5 Easter Mains That Aren't Ham
Say hello to new holiday traditions.
Though Easter is the holiday of bunnies and eggs, it’s traditional to celebrate the day with a ham. But, for those of us who don’t like ham (including yours truly), or those who just want to try something new, that classic Easter menu may be feeling a bit, well, dated. That’s why we’ve rounded up a collection of recipes that are just as fitting (and delicious) to include on an Easter menu. Now hop to it!
Food Network Kitchen’s secret for the perfect prime rib? Roast the beef at high temperature to sear the outside, then shut off the oven and allow the roast inside to cook to a beautiful medium rare. If your guests aren’t impressed by the perfect crust, the creamy horseradish sauce will do the trick.
An oldie-but-goodie, Sunny’s tuna noodle casserole will add some retro flair to your Easter dinner. She spruces up the traditional dish with cremini mushrooms, spring peas and a creamy Cheddar cheese sauce.
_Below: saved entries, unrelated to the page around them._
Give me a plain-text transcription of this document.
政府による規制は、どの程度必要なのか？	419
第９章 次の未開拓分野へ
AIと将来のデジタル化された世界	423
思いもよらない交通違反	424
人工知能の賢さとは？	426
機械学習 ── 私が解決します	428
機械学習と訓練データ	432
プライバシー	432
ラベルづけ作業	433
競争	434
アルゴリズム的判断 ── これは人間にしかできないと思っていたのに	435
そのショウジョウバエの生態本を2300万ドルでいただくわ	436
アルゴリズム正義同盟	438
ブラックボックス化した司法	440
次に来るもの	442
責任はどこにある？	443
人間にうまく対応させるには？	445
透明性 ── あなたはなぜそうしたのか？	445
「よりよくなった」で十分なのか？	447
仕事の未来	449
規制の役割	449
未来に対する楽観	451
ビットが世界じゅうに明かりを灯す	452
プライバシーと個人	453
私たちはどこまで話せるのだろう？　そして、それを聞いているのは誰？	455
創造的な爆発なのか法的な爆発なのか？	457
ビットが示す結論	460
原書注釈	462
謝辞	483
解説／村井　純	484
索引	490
To really make use of fresh spring produce, serve the casserole with this a beautiful seasonal salad.
Did winter leave you in grill withdrawal? Fire it up this Easter to cook a healthy rack of lamb, complete with asparagus and a refreshing chimichurri sauce. While the food is on the grill, use the oven space to whip up your favorite side dish or dessert.
A holiday dinner doesn’t need to be elaborate. To brighten up the traditional alfredo, toss in spring vegetables like asparagus, peas and shiitake mushrooms. A sprinkle of chives and a dash of lemon zest add the perfect finishing touch to this punched-up pasta.
Easter dinner is a breeze with this genius cooking hack. On Saturday night, cure the chicken and leave it in the fridge. This process allows the flavors to develop and saves time the next day — which means you don’t need to rush your egg hunts and basket searches. On Easter, roast the chicken and potatoes in a Bundt pan for about an hour. While the chicken crisps and cooks, the potatoes absorb the juices to make a super-yummy side dish.